Protocolos de congelación de óvulos

PROTOCOLOS DE CONGELACIÓN LENTA MODIFICADA Y VITRIFICACIÓN

En el artículo científico “Vitrificación vs Congelación de óvulos” se comparan dos métodos de preservación de los ovocitos, uno lento (congelación lenta) y otro ultrarrápido (vitrificación), en relación a la supervivencia de los ovocitos, la tasa de fecundación, el desarrollo de los embriones tras ser fecundados, la formación del huso meiótico en los ovocitos y su alineamiento cromosómico.

Los protocolos que se siguieron para realizar la congelación y descongelación lenta modificada de los ovocitos, o bien la vitrificación y desvitrificación de los ovocitos se relata a continuación:

CONGELACIÓN – DESCONGELACIÓN LENTA MODIFICADA

▬ CONGELACIÓN LENTA MODIFICADA ▬

Este método se basa en el método de congelación de Fabbri y colaboradores, para lo cual, tras denudar los ovocitos se introdujeron en medio de fluido tubárico humano (HTF) suplementado que contenía una concentración de 1,5 M de 1,2-propanodiol (PROH).

De ahí, se transfirieron durante10 minutos al medio de congelación, compuesto de 1,5M PROH y 0,3 M de sacarosa.

Los ovocitos se dividieron en grupos de 2 o de 3 y se cargaron en pajuelas que se termosellaron y se colocaron en un congelador programable a 25ºC, donde se irían enfriando poco a poco siguiendo los siguientes pasos:

I) Enfriamiento donde se baja la temperatura 2ºC cada minuto.

II) Cuando llega a 7ºC bajo cero se realiza el “seeding” manual y se mantienen a – 7ºC durante 10 minutos.

III) Se prosigue con el enfriamiento disminuyendo la temperatura 0,3ºC por minuto hasta llegar a los – 33ºC.

IV) Se sumergen en nitrógeno líquido a – 196ºC.

▬ DESCONGELACIÓN LENTA MODIFICADA ▬

Se extrajeron las pajuelas y se siguió el siguiente protocolo:

I) Se dejaron a temperatura ambiente 40 segundos.

II) Se sumergieron a 31ºC en un baño maría durante 60 segundos.

III) Se fueron lavando-hidratando de forma secuencial, para eliminar los restos de crioprotector.

IV) Se mantuvieron en medio HTF en el incubador a 37ºC durante 2-3 horas antes de microinyectarlos (ICSI).

VITRIFICACIÓN-DESVITRIFICACIÓN

▬ VITRIFICACIÓN ▬
Para proceder a la vitrificación de los ovocitos, se realizaron los pasos siguientes:

1) Se sumergieron en un medio de equilibrio, compuesto por etilenglicol (EG) y PROH (al 7,5% v/v) durante 5 minutos.

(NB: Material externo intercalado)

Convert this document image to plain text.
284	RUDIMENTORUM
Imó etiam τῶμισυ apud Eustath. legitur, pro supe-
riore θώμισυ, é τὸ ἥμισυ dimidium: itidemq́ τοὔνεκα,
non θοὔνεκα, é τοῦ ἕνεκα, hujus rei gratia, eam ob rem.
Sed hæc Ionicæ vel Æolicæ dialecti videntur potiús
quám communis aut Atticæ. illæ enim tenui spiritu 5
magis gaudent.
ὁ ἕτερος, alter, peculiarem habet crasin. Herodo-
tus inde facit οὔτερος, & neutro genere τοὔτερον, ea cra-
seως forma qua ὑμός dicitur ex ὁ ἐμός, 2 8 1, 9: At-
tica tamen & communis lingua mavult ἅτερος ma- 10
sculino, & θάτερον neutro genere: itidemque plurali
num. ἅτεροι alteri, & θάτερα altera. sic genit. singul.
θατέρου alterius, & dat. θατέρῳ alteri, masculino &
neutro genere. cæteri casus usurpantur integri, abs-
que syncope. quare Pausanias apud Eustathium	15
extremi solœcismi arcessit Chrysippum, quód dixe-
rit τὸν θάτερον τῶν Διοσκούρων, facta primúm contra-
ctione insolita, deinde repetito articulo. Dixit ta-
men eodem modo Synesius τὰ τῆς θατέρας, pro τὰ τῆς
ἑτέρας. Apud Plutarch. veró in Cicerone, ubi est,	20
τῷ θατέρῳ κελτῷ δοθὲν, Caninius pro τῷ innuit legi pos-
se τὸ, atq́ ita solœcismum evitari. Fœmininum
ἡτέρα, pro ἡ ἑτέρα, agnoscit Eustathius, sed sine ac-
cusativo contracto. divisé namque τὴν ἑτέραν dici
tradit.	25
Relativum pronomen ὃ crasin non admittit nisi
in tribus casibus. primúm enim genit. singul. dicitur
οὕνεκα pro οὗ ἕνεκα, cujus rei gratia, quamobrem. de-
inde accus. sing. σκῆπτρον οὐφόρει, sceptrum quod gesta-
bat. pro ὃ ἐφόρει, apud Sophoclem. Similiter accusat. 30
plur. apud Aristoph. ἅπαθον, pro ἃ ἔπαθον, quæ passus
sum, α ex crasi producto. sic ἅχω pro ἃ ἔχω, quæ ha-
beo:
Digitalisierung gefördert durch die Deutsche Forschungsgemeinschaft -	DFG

2) Se transfirieron a medio de vitrificación entre 45-60 segundos, compuesto por EG y PROH (al 15% v/v) y 0,5 M de sacarosa.

3) Se cargaron en las “cucharas” especiales para ello y se sumergieron directamente en nitrógeno líquido.

4) Se mantuvieron durante un mes vitrificados.

▬ DESVITRIFICACIÓN ▬

Se usó la misma casa comercial que para la vitrificación y se hizo lo siguiente:

1) Se introdujo la cuchara durante 1 minuto a 37º C en 1 M de sacarosa, pasando por 3 concentraciones diferentes de la misma, de forma decreciente, durante 3 minutos cada uno (1 M, 0’50 M y 0’25 M).

2) Los ovocitos se pasaron a un medio de lavado, dos veces seguidas.

3) Tras las 2-3 horas de cultivo, se examinó la integridad de la membrana y los ovocitos intactos se microinyectaron (ICSI).